The New York Times, as might be expected, wrote a typically snarky and generally naïve article about the Alliance, and an animal rights blogger reacted to the Alliance:  “Until now, the animal advocacy movement’s opposition was largely a bunch of poorly organized and relatively underfunded misfits…” Now, save for the “misfit” description, she’s correct. Why? Because all of our efforts in agriculture to promote our industry are uncoordinated and generally, uncooperative.

The Alliance is the biggest and broadest producer effort out there, but it isn’t by any means the only effort trying to reach into the consumer psyche to instill and reinforce consumer trust in farmers and ranchers and the industries and disciplines which support and rely upon them. There is the Animal Agriculture Alliance; the Farm Animal Welfare Coalition; American Farmers for the Advancement and Conservation of Technology; our animal science and veterinary medicine allies – Council for Agriculture Science & Technology, American Society for Animal Science, Federation of Animal Science Societies, American Veterinary Medical Assn., species practitioner groups – and then there are individual national association programs, state programs, and individual species advocacy programs, such as the United Horsemen. Oh, and let us not forget the private, for-profit endeavors to which some corporations naively turn for “insight” into how to deal with anti-agriculture forces.

Most of these are top-of-the-line efforts, and while some are more focused on animal production and others are broad agriculture in their concentration, all share a goal of enhancing production ag, and regaining the trust and confidence of consumers who are barraged daily by the “big lie” of bad production, fertilized by political propaganda, misinformation and downright lies about where food in this country comes from.

However, what are lacking from this industry-wide effort are a lack of ego — both personal and organizational — and a healthy dose of coordination and cooperation. There are folks who sit on the boards and committees of more than one of these efforts, but they are few and far between. It would be significant mistake for such efforts to spend tight money to duplicate efforts, re-do research and surveys which have been done to death and always say the same thing, and from a policy standpoint, we’d be fools not to try and solidify as much of a producer/input industry/processor base as possible.

Key to this coordinated effort must be a willingness to acknowledge eroding consumer confidence due to attacks by the “good food movement,” or animal rights, or enviro groups or others who don’t or refuse to understand production ag, is a universal assault.
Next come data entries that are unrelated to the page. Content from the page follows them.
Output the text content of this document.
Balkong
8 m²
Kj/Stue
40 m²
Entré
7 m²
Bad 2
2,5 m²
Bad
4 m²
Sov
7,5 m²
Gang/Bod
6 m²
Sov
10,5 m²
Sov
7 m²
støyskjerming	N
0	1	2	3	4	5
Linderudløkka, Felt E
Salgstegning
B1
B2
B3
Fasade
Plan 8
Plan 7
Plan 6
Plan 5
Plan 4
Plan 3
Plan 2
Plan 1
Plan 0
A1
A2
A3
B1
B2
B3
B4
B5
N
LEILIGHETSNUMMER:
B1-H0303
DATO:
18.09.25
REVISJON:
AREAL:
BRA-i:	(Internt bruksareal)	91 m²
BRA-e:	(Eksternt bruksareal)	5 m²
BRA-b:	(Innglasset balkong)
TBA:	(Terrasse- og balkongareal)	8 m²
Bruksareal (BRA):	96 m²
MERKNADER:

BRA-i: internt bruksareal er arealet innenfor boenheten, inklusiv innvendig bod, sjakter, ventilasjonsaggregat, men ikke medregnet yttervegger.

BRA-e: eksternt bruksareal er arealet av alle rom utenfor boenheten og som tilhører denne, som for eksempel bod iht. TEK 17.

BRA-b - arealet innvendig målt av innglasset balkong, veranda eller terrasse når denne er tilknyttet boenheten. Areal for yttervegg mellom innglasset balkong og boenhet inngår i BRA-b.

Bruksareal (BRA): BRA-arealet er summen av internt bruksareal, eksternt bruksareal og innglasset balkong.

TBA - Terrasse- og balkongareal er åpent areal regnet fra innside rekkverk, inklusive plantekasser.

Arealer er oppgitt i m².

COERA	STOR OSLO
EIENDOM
It’s not specific to a crop or a species; it’s an attack on all of us in conventional and organic agriculture. So, the less-than-subtle message is as follows: Let’s get our act together, check our egos at the door, and start a serious coordinated effort – preserving our individual identities – but let’s make sure we’re getting the biggest bang for our buck by ensuring we’re echoing, not talking over, each other.